Background: Metabolic perturbations and slower renewal of cellular components associated with aging increase the risk of Parkinson's disease (PD). Declining activity of AMPK, a critical cellular energy sensor, may therefore contribute to neurodegeneration.
Methods: Here, we overexpress various genetic variants of the catalytic AMPKα subunit to determine how AMPK activity affects the survival and function of neurons overexpressing human α-synuclein in vivo.

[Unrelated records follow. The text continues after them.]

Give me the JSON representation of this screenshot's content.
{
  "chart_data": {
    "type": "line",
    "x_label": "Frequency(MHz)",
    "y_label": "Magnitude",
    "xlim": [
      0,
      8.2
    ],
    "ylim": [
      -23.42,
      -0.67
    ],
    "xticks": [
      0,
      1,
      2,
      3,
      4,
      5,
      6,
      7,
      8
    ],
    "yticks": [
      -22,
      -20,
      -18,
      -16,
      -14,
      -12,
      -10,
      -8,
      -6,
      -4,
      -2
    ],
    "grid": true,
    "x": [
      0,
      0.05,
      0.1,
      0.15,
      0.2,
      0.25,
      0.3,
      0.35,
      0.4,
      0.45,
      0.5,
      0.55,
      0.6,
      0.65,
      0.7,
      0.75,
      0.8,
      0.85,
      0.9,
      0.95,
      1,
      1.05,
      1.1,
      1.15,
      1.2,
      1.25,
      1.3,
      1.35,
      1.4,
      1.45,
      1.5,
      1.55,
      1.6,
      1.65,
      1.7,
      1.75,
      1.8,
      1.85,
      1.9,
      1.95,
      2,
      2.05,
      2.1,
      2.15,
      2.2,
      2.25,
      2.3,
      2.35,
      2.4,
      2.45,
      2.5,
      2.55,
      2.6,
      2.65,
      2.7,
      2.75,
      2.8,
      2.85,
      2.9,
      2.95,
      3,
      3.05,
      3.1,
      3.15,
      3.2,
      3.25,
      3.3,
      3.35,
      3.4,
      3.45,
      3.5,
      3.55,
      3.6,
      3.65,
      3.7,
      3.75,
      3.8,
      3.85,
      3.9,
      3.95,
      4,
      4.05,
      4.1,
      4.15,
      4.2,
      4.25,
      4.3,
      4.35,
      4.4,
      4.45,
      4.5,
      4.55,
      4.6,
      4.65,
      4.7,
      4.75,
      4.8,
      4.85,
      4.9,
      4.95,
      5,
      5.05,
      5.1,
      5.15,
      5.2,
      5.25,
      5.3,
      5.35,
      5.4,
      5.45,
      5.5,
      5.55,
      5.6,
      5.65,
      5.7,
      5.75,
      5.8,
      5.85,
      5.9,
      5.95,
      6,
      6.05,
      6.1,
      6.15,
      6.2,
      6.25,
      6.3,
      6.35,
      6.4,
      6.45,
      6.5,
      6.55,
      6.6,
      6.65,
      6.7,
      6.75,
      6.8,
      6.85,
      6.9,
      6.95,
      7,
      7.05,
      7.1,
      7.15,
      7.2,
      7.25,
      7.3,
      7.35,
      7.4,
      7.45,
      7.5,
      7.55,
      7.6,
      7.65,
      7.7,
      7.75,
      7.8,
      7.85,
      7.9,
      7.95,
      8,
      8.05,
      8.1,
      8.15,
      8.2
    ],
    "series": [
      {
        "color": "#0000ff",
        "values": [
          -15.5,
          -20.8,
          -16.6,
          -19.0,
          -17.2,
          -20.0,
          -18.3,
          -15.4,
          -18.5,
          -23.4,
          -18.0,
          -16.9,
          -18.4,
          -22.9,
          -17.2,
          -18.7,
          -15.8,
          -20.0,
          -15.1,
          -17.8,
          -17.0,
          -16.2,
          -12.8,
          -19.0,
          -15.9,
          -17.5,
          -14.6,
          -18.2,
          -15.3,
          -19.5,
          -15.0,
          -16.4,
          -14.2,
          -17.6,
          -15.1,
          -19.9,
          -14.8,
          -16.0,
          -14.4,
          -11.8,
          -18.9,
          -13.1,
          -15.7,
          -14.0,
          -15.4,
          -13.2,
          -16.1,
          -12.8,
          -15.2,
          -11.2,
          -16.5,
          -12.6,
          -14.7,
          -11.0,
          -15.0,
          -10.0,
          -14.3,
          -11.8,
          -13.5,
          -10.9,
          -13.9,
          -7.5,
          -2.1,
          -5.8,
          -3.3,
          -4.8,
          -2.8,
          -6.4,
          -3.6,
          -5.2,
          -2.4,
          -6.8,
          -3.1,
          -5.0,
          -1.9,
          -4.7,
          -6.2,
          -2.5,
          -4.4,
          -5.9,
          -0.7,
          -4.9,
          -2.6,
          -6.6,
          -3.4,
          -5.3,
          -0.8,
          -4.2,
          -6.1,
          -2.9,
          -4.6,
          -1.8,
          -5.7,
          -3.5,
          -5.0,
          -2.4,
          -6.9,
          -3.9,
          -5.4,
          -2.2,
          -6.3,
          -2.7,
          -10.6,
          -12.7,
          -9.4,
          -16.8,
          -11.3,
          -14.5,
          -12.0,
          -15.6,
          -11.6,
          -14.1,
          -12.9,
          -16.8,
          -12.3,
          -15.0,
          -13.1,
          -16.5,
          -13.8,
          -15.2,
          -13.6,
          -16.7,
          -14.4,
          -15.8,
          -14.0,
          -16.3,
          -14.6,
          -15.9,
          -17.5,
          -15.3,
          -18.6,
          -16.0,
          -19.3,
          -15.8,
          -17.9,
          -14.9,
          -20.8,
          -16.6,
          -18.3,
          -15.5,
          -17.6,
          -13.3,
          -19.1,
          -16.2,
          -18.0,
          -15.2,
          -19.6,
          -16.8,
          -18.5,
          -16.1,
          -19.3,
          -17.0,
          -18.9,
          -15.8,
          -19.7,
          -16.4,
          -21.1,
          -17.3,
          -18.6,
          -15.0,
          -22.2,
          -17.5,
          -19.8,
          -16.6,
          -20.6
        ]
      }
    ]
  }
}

Results: Both AMPKα1 and α2 subunits have neuroprotective effects against human α-synuclein toxicity in nigral dopaminergic neurons. Remarkably, a modified variant of AMPKα1 (T172Dα1) with constitutive low activity most effectively prevents the loss of dopamine neurons, as well as the motor impairments caused by α-synuclein accumulation. In the striatum, T172Dα1 decreases the formation of dystrophic axons, which contain aggregated α-synuclein. In primary cortical neurons, overexpression of human α-synuclein perturbs mitochondrial and lysosomal activities. Co-expressing AMPKα with α-synuclein induces compensatory changes, which limit the accumulation of lysosomal material and increase the mitochondrial mass.
Conclusions: Together, these results indicate that modulating AMPK activity can mitigate α-synuclein toxicity in nigral dopamine neurons, which may have implications for the development of neuroprotective treatments against PD.
Keywords: AMPK; Aging; Neuroprotection; Parkinson’s disease; α-synuclein.